2.0 or whatever point something is NOT going to save this sinking ship. Decent people have spoken. They just can't hear it yet as the greed is muffling their ears.
Wonder what they will try once they all tank and look at us as the reason?
 

westcoast420

Well-Known Member
When they get to the point where people will no longer buy their shares they'll have to start selling assets to cover running costs. Cannabis 2.0 is hyped up almost as much as flower and when that flops alot of companies will go bust. What regular user of cannabis is going to start buying drinks to get high? lol. Funniest shit I saw was organisham spending 15 million on a chocolate making machine...lmao how fucking stupid are these companies lol
 

The Hippy

Well-Known Member
When they get to the point where people will no longer buy their shares they'll have to start selling assets to cover running costs.
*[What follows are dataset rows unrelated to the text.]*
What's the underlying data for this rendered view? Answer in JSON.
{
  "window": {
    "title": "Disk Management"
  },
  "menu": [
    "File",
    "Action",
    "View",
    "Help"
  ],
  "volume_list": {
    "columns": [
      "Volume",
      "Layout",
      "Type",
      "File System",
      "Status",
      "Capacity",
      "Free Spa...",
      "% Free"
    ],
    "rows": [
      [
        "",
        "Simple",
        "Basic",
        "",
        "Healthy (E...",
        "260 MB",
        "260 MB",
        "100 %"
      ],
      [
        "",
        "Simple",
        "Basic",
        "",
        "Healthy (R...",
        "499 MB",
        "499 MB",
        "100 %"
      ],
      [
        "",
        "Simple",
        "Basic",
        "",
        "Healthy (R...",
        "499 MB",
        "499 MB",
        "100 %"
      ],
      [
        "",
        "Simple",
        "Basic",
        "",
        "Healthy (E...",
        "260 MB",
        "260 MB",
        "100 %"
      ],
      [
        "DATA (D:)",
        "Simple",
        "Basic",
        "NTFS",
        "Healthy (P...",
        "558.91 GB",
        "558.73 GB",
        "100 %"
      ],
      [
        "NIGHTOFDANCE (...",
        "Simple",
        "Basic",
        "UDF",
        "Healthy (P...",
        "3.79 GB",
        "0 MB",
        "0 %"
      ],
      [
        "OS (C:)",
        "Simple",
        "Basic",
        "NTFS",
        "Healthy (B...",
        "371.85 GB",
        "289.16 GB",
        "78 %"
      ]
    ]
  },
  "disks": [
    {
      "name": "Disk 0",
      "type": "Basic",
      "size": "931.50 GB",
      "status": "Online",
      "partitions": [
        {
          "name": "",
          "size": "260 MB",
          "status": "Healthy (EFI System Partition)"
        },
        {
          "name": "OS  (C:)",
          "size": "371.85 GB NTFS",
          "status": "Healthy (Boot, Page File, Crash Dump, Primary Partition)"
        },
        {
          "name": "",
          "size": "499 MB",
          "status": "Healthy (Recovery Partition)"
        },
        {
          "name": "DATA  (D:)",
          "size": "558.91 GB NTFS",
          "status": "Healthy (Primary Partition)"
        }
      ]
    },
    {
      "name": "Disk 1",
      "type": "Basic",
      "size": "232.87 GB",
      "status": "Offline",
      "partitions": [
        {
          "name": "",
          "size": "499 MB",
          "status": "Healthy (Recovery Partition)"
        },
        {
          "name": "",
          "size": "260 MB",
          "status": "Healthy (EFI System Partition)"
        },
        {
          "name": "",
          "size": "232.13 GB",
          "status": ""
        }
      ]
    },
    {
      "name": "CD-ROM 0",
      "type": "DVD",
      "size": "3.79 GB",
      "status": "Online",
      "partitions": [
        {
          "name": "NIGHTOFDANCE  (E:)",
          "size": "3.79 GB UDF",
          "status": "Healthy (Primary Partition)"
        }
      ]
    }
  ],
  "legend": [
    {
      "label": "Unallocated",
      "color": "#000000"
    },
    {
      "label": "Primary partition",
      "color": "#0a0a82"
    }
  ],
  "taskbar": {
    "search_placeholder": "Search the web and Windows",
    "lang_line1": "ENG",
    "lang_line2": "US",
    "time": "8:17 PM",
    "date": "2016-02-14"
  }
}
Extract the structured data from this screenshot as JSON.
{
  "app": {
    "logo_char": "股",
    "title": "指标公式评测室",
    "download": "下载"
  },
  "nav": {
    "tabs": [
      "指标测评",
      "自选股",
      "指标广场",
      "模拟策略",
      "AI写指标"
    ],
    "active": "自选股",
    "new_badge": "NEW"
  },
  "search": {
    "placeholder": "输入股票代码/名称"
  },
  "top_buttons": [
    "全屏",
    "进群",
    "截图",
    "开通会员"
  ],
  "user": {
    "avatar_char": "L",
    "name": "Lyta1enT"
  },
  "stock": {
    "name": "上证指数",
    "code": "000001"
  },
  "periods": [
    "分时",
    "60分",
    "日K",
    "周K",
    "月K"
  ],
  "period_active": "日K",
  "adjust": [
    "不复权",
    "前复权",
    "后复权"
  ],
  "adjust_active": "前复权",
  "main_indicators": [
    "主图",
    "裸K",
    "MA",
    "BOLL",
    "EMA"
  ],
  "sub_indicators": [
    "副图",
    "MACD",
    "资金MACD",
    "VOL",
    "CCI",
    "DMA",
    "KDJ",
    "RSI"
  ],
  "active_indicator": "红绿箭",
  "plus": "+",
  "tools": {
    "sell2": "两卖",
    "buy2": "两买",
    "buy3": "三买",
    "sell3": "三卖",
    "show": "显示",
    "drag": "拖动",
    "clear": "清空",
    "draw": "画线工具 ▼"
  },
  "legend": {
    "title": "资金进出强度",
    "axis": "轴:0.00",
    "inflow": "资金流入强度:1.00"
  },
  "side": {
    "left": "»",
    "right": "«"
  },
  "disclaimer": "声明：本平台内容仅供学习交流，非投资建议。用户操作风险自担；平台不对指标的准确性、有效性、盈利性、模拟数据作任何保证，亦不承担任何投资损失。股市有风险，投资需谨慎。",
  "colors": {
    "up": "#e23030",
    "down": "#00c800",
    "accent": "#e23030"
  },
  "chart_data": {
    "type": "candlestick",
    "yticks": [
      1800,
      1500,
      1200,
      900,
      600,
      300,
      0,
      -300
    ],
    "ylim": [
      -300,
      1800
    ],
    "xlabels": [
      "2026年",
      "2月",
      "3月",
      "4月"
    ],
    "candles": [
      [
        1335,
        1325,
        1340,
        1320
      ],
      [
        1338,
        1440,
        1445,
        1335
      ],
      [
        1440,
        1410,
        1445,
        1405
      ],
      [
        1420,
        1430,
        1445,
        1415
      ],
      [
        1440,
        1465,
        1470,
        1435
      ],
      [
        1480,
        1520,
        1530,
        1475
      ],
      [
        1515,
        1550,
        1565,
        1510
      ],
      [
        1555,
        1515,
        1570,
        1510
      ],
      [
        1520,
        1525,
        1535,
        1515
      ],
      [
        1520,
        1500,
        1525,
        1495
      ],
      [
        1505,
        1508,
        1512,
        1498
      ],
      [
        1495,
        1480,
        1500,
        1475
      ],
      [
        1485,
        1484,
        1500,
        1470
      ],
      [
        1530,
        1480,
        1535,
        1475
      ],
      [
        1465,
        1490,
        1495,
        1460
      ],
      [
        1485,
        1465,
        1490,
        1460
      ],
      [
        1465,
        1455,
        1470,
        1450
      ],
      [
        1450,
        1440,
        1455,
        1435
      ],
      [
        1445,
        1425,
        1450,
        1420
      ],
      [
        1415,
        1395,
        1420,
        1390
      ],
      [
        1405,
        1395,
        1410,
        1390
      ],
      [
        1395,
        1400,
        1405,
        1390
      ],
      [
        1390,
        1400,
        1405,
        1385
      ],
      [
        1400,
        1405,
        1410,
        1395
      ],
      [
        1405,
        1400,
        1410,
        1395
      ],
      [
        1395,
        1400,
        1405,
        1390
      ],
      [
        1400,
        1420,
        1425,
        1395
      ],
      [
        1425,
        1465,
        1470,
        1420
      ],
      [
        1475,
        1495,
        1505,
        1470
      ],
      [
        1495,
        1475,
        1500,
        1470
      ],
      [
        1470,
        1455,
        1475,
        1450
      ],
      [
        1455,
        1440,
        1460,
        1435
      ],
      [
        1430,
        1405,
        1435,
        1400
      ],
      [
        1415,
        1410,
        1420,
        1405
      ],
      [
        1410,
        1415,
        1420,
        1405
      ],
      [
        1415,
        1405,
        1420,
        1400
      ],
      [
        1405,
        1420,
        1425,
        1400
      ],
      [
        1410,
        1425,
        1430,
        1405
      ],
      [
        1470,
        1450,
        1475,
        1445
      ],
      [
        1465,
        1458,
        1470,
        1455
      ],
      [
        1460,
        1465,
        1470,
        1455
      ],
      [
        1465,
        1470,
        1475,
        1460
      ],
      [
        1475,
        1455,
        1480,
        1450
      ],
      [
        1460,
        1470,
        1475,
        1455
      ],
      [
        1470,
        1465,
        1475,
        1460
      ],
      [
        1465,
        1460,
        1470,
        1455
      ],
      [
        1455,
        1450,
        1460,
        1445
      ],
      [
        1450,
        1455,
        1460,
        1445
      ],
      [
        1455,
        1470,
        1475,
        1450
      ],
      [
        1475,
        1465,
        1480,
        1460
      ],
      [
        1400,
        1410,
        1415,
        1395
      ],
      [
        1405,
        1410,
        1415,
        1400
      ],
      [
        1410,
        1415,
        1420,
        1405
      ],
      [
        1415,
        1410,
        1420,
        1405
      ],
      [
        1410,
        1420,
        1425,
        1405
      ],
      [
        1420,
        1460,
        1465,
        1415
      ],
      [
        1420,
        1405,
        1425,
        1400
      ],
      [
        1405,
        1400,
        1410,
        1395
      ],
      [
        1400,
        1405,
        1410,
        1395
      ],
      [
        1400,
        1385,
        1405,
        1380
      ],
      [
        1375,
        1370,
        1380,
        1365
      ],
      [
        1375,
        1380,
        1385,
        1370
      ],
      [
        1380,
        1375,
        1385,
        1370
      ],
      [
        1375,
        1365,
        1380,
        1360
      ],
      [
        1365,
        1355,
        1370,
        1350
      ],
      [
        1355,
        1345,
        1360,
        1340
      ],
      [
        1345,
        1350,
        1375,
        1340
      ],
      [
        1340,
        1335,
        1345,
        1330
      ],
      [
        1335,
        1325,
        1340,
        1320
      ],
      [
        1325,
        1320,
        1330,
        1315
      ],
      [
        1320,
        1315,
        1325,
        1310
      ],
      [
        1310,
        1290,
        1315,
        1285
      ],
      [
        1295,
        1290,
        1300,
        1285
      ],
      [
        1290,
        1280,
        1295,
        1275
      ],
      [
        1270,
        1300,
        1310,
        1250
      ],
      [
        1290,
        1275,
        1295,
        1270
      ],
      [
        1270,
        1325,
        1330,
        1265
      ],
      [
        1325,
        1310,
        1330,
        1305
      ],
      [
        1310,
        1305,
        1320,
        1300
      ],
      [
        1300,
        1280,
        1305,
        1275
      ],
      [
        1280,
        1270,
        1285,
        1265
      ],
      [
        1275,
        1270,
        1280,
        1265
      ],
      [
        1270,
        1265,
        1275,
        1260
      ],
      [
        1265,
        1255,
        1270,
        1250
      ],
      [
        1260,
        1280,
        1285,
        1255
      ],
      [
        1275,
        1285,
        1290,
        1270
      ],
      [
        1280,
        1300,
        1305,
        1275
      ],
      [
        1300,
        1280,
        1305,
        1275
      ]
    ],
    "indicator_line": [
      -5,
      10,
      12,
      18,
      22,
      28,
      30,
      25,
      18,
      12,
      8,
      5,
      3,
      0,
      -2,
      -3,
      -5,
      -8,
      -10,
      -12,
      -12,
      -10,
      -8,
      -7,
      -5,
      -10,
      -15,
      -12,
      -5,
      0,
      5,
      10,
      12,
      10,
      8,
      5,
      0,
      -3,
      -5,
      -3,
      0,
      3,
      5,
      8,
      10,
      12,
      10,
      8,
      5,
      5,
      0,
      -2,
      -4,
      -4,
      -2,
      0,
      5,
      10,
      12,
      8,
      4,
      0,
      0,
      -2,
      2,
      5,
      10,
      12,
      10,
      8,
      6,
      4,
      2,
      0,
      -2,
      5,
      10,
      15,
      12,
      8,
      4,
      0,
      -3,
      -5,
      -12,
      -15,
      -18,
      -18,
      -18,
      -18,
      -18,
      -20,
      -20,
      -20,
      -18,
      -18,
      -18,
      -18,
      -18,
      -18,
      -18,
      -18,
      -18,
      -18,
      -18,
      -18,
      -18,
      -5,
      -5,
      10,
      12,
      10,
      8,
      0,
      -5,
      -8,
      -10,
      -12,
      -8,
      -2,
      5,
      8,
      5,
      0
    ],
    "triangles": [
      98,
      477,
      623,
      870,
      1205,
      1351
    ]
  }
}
Cannabis 2.0 is hyped up almost as much as flower and when that flops alot of companies will go bust. What regular user of cannabis is going to start buying drinks to get high? lol. Funniest shit I saw was organisham spending 15 million on a chocolate making machine...lmao how fucking stupid are these companies lol
I'm actually going to profit from measuring how stupid they are as I'm inventing a machine to measure it. No microscope exists at this point that can scale anything that big.